Search code examples
pythonnlpfilteringspacyvocabulary

Apply python package (spaCy) word list only covering the specific language vocabulary


I need to filter out non-core German words from a text using spaCy. However, I couldn't find a suitable approach or word list that covers only the essential vocabulary of the German language.

I have tried different approaches using the spacy tools nlp(word).has_vector and nlp(word).vector_norm == 0 and using a list of words like list(nlp.vocab.strings) from 'de_core_news_sm' or 'de_core_news_lg', but they either recognize irrelevant words as part of the German language or fail to recognize basic German words. I'm looking for recommendations on how to obtain or create a word list that accurately covers only the core vocabulary of the German language, and can be used with (preferably) spaCy or other NLP packages. I would prefer using a universal, not german specific, language package, so that I can extend to other languages as easily.


Solution

  • You can use a frequency-based approach, maybe. For this, you should use a frequency list that ranks words by their frequency of use in written or spoken German. Here is an example repo. Alternatively, you can create it on your own using a large corpus.
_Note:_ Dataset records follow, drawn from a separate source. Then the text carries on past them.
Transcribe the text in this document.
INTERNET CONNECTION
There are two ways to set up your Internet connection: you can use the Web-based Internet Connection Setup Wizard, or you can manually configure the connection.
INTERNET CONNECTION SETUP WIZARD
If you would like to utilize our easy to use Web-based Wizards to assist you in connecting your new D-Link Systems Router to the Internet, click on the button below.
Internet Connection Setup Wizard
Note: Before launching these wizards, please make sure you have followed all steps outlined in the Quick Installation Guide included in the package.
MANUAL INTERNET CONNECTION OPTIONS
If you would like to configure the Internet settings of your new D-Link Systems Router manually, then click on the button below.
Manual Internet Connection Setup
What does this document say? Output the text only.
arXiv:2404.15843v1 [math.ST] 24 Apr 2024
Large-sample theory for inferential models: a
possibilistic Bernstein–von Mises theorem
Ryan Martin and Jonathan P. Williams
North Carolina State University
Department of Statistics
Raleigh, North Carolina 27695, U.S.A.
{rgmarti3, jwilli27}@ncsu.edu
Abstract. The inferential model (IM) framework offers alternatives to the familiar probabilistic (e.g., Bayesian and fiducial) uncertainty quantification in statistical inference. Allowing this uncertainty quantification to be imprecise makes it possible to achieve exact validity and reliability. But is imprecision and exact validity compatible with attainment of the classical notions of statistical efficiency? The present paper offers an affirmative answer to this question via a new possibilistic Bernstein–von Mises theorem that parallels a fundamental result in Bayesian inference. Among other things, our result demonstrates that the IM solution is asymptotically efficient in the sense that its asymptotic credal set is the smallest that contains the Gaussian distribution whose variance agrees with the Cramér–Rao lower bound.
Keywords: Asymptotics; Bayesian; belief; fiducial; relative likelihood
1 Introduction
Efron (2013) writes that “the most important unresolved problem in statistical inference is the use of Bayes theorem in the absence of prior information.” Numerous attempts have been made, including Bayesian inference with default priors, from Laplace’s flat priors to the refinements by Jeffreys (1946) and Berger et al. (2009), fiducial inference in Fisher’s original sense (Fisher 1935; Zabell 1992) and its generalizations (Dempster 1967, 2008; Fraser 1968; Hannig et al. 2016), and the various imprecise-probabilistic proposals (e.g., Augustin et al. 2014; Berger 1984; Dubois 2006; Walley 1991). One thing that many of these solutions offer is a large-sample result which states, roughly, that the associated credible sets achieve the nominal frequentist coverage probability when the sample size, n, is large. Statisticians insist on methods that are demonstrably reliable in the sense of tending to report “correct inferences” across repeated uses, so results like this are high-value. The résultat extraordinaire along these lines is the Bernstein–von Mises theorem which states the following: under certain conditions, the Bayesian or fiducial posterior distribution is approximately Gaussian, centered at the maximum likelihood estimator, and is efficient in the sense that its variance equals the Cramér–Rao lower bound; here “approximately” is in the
    I can show a very basic version using spaCy:

    • Define a function to filter out non-core German words. The function should check if a token is in the frequency list.
    • Process your text and apply the function to each token in the processed text.
    import spacy
    import pandas as pd
    import nltk
    
    nlp = spacy.load("de_core_news_sm")
    stemmer = nltk.stem.Cistem()
    
    # Load a frequency list of German words
    df = pd.read_csv('~/decow_wordfreq_cistem.csv', index_col=['word'])
    
    # Define a function to filter out non-core German words
    def is_core_german_word(token):
        return df.at[stemmer.stem(token.text.lower()), 'freq'] > 0
    
    # Process your text
    text = "Lass uns ein bisschen Spaß haben!"
    doc = nlp(text)
    
    # Filter out non-core German words
    core_german_words = [token.text for token in doc if is_core_german_word(token)]
    
    print(core_german_words)
    

    Note that the quality of the results will depend on the quality and coverage of the frequency list you use. You may need to combine multiple approaches, such as using the CEFR levels or word embeddings, to obtain a word list that accurately covers only the core vocabulary of the German language.

    I am aware that this is very language specific. But I thought it might be helpful if no other answer came up.